TRUNCATE(2) System Calls Manual TRUNCATE(2)

NAME

truncate, ftruncatetruncate a file to a specified length

LIBRARY

Standard C Library (libc, -lc)

SYNOPSIS

#include <unistd.h>

int
truncate(const char *path, off_t length);

int
ftruncate(int fd, off_t length);

DESCRIPTION

truncate() causes the file named by path or referenced by fd to have a size of length bytes. If the file previously was larger than this size, the extra data is discarded. If it was previously shorter than length, its size is increased to the specified value and the extended area appears as if it were zero-filled.

With ftruncate(), the file must be open for writing; for truncate(), the process must have write permissions for the file.

RETURN VALUES

A value of 0 is returned if the call succeeds. If the call fails a -1 is returned, and the global variable errno specifies the error.

ERRORS

Error return codes common to truncate() and ftruncate() are:
[EISDIR]
The named file is a directory.
[EROFS]
The named file resides on a read-only file system.
[ETXTBSY]
The file is a pure procedure (shared text) file that is being executed.
[EIO]
An I/O error occurred updating the inode.
[ENOSPC]
There was no space in the filesystem to complete the operation.

Error codes specific to truncate() are:

[ENOTDIR]
A component of the path prefix is not a directory.
[ENAMETOOLONG]
A component of a pathname exceeded {NAME_MAX} characters, or an entire path name exceeded {PATH_MAX} characters.
[ENOENT]
The named file does not exist.
[EACCES]
Search permission is denied for a component of the path prefix, or the named file is not writable by the user.
[ELOOP]
Too many symbolic links were encountered in translating the pathname.
[EFAULT]
path points outside the process's allocated address space.

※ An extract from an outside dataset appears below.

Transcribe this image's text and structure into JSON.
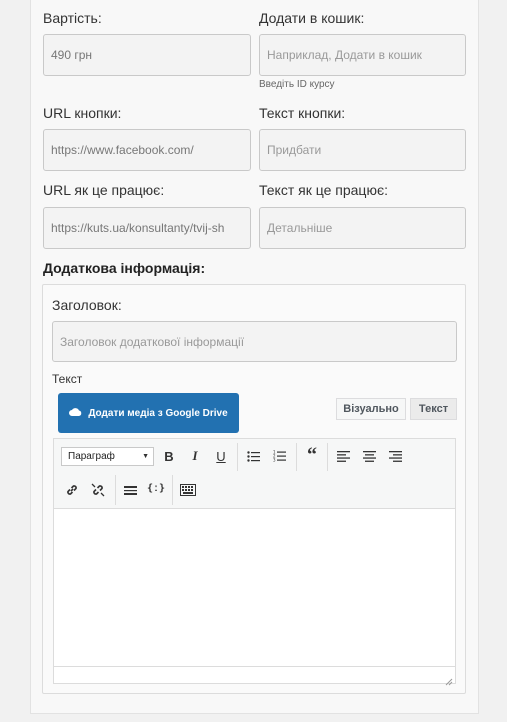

Error codes specific to ftruncate() are:

[EBADF]
The fd is not a valid descriptor.
[EINVAL]
The fd references a socket, not a file, or the fd is not open for writing.

SEE ALSO

open(2)

STANDARDS

Use of truncate() to extend a file is an IEEE Std 1003.1-2004 (“POSIX.1”) extension, and is thus not portable. Files can be extended in a portable way seeking (using lseek(2)) to the required size and writing a single character with write(2).

HISTORY

The truncate() and ftruncate() function calls appeared in 4.2BSD.

BUGS

These calls should be generalized to allow ranges of bytes in a file to be discarded.